Priests today do offer sacrifice but it is not a NEW sacrifice.  The sacrifice offered by the priest today is the sacrifice of Jesus on the Cross, giving his life for the forgiveness of our sins.  However, again, it is not a new sacrifice.  It is the sacrifice that Jesus offered in his Crucifixion for the forgiveness of our sins made present for us today at the altar in a way that only God can do, transcending time and place.

As priests are ones who preside at our celebration of the sacrifice for the forgiveness of our sins, priests are also the ones who offer absolution in the Sacrament of Reconciliation where our sins are taken away.  Sin blinds us to God’s way and God restores our sight.

Two of my favorite things to do as a priest is celebrate the Eucharist and hear confessions and absolving people.  My third favorite thing to do as a priest is teach (the second Spiritual Work of Mercy).  By teaching I mean helping people understand what it means to follow Jesus.  This begins in homilies.  It goes deeper when I offer presentations on topics of faith.  It also continues in my website.

Priests are also called to be present to people in the difficult moments of life (Spiritual Works of Mercy #’s 1 and 4) like funerals and illness, helping people to know God is present in the moment.

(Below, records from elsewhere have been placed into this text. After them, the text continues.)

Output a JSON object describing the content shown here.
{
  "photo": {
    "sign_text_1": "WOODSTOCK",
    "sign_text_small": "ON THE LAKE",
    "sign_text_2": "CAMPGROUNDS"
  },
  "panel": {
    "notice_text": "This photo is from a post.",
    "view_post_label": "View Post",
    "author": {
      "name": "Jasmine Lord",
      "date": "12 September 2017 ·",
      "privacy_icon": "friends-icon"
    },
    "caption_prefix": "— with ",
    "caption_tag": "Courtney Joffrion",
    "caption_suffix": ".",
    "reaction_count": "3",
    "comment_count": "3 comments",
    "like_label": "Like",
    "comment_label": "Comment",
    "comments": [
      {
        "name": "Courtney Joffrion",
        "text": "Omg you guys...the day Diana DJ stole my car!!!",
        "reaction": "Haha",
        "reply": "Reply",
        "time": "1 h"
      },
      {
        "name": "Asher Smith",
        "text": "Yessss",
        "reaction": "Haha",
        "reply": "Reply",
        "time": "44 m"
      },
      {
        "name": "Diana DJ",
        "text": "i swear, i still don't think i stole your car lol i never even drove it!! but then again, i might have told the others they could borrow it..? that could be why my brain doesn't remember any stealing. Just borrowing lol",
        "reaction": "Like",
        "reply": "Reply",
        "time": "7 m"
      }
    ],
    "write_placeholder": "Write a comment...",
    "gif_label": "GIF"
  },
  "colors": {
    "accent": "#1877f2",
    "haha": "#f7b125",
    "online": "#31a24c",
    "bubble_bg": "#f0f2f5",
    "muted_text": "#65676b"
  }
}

Priests are also called to a role of leadership in the parish as the bishop’s representative.

We are all called to follow Jesus.  We need forgiveness for the times when we sin and so let us be grateful, “filled with joy,” and embrace the gift of forgiveness in the Sacrament of Reconciliation made possible by Jesus’ sacrificing his life for us.  I truly believe it is a gift when we have sinned.  That’s why I just went to confessional myself while I was on retreat.

We need instruction in God’s ways so that we can better follow him.

What do you need forgiveness for?  What is going on in your life where you need God’s guidance to live as his disciple?